To review qtumd.service status:

$ sudo systemctl status qtumd.service

9 Security Checklist

Double-check you have access and control of everything listed.

AWS

  • AWS login password
  • AWS multfactor device or method

If someone can access your AWS account they still shouldn't be able to either change your Security Group for the running instance or get into the EC2 (as they don't have the private keyfile for SSH).

On the EC2 instance

  • QTUM wallet.dat file
  • QTUM wallet encryption password

Losing the wallet.dat file is fine, even if you accidentally tear down the EC2 instance, as you have a backup(s) on your local machine, which you can instantly fire up with a local QTUM install.

Losing the wallet encryption password is catastrophic, as you will never be able to open the wallet for sending again.
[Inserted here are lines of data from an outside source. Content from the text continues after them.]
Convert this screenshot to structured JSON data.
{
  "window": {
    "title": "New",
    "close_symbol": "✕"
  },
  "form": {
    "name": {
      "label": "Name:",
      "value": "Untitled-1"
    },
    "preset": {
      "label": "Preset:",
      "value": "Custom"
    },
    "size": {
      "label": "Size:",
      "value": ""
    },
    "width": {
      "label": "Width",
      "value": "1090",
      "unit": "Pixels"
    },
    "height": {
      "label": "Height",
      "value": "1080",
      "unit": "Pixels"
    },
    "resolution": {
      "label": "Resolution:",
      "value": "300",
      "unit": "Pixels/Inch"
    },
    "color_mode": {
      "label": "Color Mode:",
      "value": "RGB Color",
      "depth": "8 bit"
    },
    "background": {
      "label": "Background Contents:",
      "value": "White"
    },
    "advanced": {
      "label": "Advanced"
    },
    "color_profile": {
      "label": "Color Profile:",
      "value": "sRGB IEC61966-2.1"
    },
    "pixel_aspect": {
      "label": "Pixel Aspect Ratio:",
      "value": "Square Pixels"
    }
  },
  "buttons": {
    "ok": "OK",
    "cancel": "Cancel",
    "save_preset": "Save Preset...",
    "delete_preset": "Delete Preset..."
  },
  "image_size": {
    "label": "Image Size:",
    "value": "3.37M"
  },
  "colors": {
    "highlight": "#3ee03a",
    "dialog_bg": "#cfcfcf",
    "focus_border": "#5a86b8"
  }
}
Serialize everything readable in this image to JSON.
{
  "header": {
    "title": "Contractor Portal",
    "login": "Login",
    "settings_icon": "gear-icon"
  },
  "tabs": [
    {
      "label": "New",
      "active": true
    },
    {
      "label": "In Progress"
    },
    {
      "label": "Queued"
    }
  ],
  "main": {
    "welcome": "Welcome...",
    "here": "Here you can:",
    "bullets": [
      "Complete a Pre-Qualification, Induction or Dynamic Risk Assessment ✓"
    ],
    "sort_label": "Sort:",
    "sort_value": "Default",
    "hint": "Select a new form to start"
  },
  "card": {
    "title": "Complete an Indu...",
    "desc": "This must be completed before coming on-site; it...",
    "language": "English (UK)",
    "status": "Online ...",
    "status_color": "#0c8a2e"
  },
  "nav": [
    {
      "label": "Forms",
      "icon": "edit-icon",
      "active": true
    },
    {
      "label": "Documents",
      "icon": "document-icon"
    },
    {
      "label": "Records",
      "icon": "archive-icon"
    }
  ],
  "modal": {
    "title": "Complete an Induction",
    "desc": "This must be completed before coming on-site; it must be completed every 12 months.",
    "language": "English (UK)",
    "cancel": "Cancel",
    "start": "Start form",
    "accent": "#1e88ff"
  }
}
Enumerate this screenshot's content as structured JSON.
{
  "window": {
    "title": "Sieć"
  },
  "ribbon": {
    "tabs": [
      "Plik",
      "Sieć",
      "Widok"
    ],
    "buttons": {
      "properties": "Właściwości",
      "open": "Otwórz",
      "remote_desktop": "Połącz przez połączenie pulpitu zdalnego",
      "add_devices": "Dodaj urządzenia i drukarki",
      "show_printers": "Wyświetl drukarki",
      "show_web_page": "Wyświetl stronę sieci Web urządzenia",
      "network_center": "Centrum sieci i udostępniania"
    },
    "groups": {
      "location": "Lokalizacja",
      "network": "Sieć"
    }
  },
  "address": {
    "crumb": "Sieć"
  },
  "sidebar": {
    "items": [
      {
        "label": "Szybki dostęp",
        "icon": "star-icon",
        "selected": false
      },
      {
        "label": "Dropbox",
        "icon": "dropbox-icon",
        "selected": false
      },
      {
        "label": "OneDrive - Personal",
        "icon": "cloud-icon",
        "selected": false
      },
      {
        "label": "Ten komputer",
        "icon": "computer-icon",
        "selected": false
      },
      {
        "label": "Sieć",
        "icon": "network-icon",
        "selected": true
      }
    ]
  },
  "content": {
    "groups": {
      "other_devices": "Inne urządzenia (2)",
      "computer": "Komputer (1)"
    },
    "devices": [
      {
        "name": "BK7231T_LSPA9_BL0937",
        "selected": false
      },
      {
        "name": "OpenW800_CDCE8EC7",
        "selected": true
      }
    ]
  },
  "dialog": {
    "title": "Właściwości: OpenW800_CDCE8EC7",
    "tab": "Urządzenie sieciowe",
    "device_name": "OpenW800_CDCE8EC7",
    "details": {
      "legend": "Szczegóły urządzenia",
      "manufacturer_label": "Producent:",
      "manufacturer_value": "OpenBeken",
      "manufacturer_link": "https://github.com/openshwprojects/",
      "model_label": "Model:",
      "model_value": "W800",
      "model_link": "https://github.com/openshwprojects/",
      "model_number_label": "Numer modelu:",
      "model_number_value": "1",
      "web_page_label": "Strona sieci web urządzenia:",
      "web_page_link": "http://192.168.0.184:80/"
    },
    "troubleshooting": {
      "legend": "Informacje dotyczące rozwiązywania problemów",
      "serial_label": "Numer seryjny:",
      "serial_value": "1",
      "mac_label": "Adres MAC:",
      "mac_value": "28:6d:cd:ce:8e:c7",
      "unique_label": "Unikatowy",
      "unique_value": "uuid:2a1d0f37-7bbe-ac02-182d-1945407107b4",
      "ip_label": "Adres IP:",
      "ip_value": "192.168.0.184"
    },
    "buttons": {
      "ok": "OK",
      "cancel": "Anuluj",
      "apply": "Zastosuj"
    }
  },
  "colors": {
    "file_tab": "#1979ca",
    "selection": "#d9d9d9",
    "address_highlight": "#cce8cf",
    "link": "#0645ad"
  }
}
On the local system you manage the QTUM node from

  • Backup of the QTUM wallet.dat
  • SSH private keyfile to SSH into the QTUM remote node
  • Passphrase for file access to your SSH keyfile

Losing your wallet.dat backups is OK, you can always repeat the scp commands on a new system to get another backup. Keep a few backups in different locations regardless. They are encrypted with your password so even if someone has access to the file it will be useless to them.